Industries that package their items in can or bottle-type containers usually are searching for ways to maximize production output. With the ever-increasing demand for higher production rates, surface conveyor systems have been designed that are capable of greater accumulation of the containers so that the surface conveyor can accommodate a varying backlog of the containers. For example, the infeed of the conveyor system might be several times wider than the containers so as to be able to receive the containers in random multiple width arrangement of containers. Usually, the wider the infeed conveyor is, the greater its accumulation capability will be. Hence, several container-dependent industries are now using very wide conveyor systems.

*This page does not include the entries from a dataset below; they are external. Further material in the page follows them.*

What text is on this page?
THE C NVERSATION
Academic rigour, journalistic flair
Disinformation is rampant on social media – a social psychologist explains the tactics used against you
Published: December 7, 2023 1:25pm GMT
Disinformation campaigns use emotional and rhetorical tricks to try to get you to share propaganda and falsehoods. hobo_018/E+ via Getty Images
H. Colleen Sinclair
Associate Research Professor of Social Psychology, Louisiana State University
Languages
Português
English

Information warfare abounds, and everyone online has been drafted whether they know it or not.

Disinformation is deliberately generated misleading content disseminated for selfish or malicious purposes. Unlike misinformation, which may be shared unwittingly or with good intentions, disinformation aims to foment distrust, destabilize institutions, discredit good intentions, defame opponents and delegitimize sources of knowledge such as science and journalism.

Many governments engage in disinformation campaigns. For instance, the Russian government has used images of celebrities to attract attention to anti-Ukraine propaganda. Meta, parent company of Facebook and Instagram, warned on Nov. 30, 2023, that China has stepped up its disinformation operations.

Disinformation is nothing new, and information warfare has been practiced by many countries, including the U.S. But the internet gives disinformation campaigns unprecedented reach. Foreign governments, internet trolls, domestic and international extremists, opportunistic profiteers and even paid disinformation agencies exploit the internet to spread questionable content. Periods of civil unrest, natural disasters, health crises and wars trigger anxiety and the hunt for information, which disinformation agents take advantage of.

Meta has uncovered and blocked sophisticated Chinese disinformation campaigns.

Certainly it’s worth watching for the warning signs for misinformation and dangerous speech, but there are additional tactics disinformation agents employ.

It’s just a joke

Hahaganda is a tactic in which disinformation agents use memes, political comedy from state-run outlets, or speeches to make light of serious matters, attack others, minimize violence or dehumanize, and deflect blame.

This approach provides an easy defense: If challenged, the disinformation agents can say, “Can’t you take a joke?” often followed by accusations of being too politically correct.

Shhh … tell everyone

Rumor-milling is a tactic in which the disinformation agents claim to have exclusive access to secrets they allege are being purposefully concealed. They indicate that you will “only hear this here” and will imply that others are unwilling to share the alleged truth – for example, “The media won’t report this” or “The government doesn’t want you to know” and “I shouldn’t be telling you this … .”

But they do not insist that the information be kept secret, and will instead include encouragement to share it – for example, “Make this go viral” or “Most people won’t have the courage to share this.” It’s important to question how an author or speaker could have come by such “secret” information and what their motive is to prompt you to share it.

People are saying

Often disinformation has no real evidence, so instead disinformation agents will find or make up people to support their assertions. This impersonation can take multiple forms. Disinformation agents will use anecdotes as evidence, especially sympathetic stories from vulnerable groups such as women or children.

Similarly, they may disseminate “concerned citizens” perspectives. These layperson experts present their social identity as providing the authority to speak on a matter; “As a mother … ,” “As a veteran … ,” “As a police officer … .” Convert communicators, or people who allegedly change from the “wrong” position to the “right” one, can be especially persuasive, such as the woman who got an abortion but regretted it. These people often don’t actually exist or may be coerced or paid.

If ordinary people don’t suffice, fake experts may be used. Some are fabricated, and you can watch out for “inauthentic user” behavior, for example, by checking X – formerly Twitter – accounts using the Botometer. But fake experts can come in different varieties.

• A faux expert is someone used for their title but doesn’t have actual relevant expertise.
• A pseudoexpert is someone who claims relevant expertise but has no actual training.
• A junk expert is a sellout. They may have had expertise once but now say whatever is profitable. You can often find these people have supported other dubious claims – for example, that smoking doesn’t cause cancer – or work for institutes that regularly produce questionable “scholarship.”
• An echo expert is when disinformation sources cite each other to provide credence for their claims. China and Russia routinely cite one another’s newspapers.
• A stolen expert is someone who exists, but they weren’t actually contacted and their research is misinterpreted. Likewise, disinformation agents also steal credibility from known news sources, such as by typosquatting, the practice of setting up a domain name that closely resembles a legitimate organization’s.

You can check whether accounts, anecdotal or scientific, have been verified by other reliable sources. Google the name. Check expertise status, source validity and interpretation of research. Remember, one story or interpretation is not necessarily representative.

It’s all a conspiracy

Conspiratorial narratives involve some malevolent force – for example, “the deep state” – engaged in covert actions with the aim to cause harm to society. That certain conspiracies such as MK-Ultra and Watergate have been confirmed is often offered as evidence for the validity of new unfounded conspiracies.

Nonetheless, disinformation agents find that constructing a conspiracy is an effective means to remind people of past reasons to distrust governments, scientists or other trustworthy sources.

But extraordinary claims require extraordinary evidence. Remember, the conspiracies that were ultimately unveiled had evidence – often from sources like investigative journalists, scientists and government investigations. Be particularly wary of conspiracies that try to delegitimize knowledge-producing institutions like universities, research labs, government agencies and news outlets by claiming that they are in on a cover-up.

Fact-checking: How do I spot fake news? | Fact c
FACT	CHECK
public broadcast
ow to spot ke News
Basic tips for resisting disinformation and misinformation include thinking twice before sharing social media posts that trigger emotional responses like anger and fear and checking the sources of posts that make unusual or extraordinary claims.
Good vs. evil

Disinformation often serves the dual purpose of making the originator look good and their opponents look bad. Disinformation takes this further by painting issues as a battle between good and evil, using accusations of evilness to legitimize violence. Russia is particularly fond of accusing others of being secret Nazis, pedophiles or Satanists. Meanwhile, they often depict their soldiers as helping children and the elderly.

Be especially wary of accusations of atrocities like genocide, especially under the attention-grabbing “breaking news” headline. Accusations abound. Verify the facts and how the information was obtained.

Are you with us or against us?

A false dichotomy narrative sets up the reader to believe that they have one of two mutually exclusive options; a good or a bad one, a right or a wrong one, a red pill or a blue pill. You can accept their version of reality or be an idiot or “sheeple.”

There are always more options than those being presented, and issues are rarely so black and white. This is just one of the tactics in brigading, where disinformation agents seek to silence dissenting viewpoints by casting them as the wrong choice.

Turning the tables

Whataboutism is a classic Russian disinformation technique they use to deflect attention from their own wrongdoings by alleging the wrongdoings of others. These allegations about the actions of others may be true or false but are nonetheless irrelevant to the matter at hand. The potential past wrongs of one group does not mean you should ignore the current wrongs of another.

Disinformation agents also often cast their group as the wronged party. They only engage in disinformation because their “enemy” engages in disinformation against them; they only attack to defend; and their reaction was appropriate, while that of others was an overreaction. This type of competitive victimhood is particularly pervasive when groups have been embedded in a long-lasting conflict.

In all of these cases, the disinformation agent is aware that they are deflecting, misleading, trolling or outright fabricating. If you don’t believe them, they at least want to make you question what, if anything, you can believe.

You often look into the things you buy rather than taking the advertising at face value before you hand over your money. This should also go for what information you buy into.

Although wider conveyor systems have helped to increase production rates, production has still heretofore been limited because the typical production line requires that containers be fed into a subsequent work station in a single file. For example, standard equipment such as inspection lights and/or electronic bottle inspectors, product fillers, container cappers or sealers, container de-cappers, and labelers all require that the container must enter in a single file. In order to narrow the container stream width from an initial multiple width of containers to single file, combiners have been developed. The smooth transfer from a wide width to single file makes the combiner one of today's most important items in the production line.
In the past, multiple flat top chains and converging rails have been used in order to combine containers from a mass of containers into a single file or row of containers. When combining light-weight containers there is a problem that the side-to-side compaction of the containers against one another causes some of the containers to levitate and lose speed because they no longer touch the conveyor chain. This side-to-side compaction also creates a problem of bridging of the containers between the side guides of the combiner so that the movement of the containers stalls, and the following containers push the containers next ahead, which tends to cause more bridging between the side rails instead of pulling the containers in spaced relationship into single file.
Also in the past, it was generally believed in the industry that glass bottle combiners must be designed to satisfy the following conditions: (1) the combiner must be at least two meters long; (2) the downstream end of the combiner must be located at least two meters upstream from the equipment it feeds; (3) the combiner must use tapered guide rails; (4) the combiner should use two chains--a 71/2 inch width feed chain and a 31/4 inch width single conveyor discharge chain; (5) the relation of the infeed chain speed to the discharge chain speed must be 66%; and (6) the combiner must always be full of bottles to maintain the bottle position that produces smooth flow. A combiner made within these six specifications typically would yield an output of 600 to 1000 bottles; 1500 cans per minute; and no more than 600 bpm for standard 12 oz. plastic bottles. Twelve ounce plastic bottles are limited to 600 bpm because of their light bottle weight, low bottle stability, high bottle compressibility and high friction that exists between the plastic bottle and the guide rails.
If the above six combiner specifications are used with an air-jet guide rail to combine light-weight containers such as 12 oz. plastic bottles, 650 bpm has been achieved. However, heretofore no one has been able to successfully combine light-weight containers at greater than 700 bpm.
For metal type containers, such as cans, Lenhart, U.S. Pat. No. 4,669,604, teaches that if objects are first arranged in an equilateral triangle on a dead plate, the objects, such as metal cans, may be formed in a single file using a vacuum source drawn through openings in the conveyor belt to hold the outside row of containers in place on the moving belt and out of engagement with the side rails while the other containers are urged in between the containers in the outside row. However, Lenhart's invention will not work properly if the containers are in a "random, helter-skelter fashion" and also requires that the cans must be pushed off the dead plate by the oncoming moving mass of cans upstream of the dead plate.